Understanding Hadoop MapReduce

4 min readApr 9, 2020

MapReduce is a clustered data processing framework. Composed of Map and Reduce functions, it distributes data processing tasks between different computers, then reduces the results in a single summary.

How MapReduce works

Map function: It processes each input data, and generates new key-value pairs.

Reduce function: It takes the pairs produced by the mappers and then runs a reducer function on each of them to generate the final output.

Definitions

Job Tracker : Schedules jobs and tracks the assign jobs to Task tracker.

Task Tracker : Tracks the task and reports status to JobTracker.

Job : A program is an execution of a Mapper and Reducer across a dataset.

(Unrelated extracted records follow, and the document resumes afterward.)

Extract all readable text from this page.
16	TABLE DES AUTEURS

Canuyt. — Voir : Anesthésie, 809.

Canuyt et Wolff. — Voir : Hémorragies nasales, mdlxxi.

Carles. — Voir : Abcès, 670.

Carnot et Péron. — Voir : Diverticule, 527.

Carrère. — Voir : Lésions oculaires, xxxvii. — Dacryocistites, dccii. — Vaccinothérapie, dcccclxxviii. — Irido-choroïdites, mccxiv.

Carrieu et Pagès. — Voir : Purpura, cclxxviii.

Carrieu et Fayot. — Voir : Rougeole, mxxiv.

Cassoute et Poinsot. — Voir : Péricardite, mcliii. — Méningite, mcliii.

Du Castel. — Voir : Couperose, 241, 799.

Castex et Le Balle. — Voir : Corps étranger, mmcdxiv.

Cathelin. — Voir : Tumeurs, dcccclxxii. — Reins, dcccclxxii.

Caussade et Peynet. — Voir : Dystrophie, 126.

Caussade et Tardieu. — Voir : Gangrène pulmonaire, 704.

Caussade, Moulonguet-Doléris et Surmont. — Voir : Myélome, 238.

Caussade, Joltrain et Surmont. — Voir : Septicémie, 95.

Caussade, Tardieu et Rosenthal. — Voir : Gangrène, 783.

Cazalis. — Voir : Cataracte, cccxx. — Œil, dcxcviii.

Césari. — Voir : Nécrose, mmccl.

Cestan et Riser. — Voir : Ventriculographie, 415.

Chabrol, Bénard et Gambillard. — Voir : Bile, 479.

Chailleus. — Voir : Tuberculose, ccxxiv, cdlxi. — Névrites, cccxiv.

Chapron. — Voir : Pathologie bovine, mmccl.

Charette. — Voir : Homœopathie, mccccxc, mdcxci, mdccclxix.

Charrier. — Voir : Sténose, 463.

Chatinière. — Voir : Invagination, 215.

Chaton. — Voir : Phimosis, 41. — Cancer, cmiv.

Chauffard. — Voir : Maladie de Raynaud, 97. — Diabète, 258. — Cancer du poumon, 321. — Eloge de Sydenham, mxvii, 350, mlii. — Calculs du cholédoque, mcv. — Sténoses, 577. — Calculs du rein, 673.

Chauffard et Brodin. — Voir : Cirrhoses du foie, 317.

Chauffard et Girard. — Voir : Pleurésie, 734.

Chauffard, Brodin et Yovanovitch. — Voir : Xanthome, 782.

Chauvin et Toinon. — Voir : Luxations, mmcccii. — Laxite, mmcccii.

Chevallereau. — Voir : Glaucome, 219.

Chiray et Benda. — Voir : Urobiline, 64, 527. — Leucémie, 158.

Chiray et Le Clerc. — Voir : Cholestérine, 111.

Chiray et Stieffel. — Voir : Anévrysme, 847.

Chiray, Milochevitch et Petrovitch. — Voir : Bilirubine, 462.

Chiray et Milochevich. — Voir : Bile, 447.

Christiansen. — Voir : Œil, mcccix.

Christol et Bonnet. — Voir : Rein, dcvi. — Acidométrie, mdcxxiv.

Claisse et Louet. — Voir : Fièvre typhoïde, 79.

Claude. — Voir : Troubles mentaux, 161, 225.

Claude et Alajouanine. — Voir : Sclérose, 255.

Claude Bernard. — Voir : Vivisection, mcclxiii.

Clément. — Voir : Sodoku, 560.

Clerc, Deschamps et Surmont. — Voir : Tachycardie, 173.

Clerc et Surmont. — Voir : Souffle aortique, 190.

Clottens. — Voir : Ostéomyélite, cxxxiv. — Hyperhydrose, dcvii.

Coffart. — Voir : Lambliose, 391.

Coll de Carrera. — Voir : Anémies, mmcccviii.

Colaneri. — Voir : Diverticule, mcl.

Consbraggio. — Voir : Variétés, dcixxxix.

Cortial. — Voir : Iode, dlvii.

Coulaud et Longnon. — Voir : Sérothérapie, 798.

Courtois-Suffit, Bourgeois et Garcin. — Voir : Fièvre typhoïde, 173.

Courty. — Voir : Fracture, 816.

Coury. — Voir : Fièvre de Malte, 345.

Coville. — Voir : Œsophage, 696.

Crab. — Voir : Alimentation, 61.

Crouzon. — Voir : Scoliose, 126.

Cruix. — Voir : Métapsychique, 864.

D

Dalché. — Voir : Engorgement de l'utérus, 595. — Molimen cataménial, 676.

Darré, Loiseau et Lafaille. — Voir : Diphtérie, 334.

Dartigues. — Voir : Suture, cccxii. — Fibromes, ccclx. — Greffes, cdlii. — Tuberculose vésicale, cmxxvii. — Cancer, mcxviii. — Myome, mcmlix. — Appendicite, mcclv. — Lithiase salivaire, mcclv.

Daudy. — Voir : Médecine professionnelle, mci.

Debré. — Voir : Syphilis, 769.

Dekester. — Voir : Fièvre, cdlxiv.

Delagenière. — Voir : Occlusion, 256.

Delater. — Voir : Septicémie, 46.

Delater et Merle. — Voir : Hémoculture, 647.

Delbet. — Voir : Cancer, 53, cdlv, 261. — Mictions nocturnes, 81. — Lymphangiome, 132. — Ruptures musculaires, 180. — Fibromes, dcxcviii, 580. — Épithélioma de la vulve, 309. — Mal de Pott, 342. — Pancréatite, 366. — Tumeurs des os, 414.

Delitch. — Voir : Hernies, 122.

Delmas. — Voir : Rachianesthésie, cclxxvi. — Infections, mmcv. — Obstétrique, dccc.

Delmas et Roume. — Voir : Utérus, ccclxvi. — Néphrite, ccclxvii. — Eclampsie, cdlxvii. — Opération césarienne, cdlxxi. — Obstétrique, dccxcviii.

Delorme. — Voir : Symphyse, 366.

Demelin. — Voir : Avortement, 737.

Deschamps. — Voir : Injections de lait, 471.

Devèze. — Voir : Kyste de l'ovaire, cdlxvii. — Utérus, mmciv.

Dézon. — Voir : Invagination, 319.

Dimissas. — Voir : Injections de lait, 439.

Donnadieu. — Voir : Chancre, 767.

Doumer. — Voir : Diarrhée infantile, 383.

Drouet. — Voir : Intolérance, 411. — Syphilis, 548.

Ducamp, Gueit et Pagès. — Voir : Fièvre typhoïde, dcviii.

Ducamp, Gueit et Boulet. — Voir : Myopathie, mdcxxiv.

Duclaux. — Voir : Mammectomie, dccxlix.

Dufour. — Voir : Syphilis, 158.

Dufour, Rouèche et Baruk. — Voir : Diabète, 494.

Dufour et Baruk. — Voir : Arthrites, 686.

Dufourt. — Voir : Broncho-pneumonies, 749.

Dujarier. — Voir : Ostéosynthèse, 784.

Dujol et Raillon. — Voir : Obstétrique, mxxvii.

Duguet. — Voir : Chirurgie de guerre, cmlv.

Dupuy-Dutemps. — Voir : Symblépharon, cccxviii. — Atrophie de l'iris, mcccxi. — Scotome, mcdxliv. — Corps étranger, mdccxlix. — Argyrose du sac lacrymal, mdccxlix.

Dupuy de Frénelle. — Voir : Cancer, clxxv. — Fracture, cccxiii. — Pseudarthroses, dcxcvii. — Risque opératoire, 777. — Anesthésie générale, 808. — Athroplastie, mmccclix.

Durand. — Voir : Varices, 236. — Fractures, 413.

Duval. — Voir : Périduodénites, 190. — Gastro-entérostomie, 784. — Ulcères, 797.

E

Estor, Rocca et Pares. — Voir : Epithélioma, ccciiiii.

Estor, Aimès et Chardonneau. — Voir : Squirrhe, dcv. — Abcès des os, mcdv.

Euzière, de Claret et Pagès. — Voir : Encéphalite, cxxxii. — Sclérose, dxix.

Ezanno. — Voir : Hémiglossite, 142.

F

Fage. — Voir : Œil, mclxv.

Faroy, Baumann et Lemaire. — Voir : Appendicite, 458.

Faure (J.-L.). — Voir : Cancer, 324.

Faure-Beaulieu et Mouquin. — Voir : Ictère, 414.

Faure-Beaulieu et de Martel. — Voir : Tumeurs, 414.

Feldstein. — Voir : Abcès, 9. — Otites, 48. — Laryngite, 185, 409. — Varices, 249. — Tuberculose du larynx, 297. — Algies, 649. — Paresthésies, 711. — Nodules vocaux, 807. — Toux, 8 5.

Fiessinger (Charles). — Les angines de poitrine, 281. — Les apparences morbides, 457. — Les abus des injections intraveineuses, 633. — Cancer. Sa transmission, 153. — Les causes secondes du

Task : An execution of a Mapper or a Reducer on a slice of data.

Task Attempt : There is a possibility that anytime any machine can go down,the framework reschedules the task to some other node, The default value of task attempt is 4.

Data Locality : “Move computation close to the data rather than data to computation”. A computation requested by an application is much more efficient if it is executed near the data it operates on.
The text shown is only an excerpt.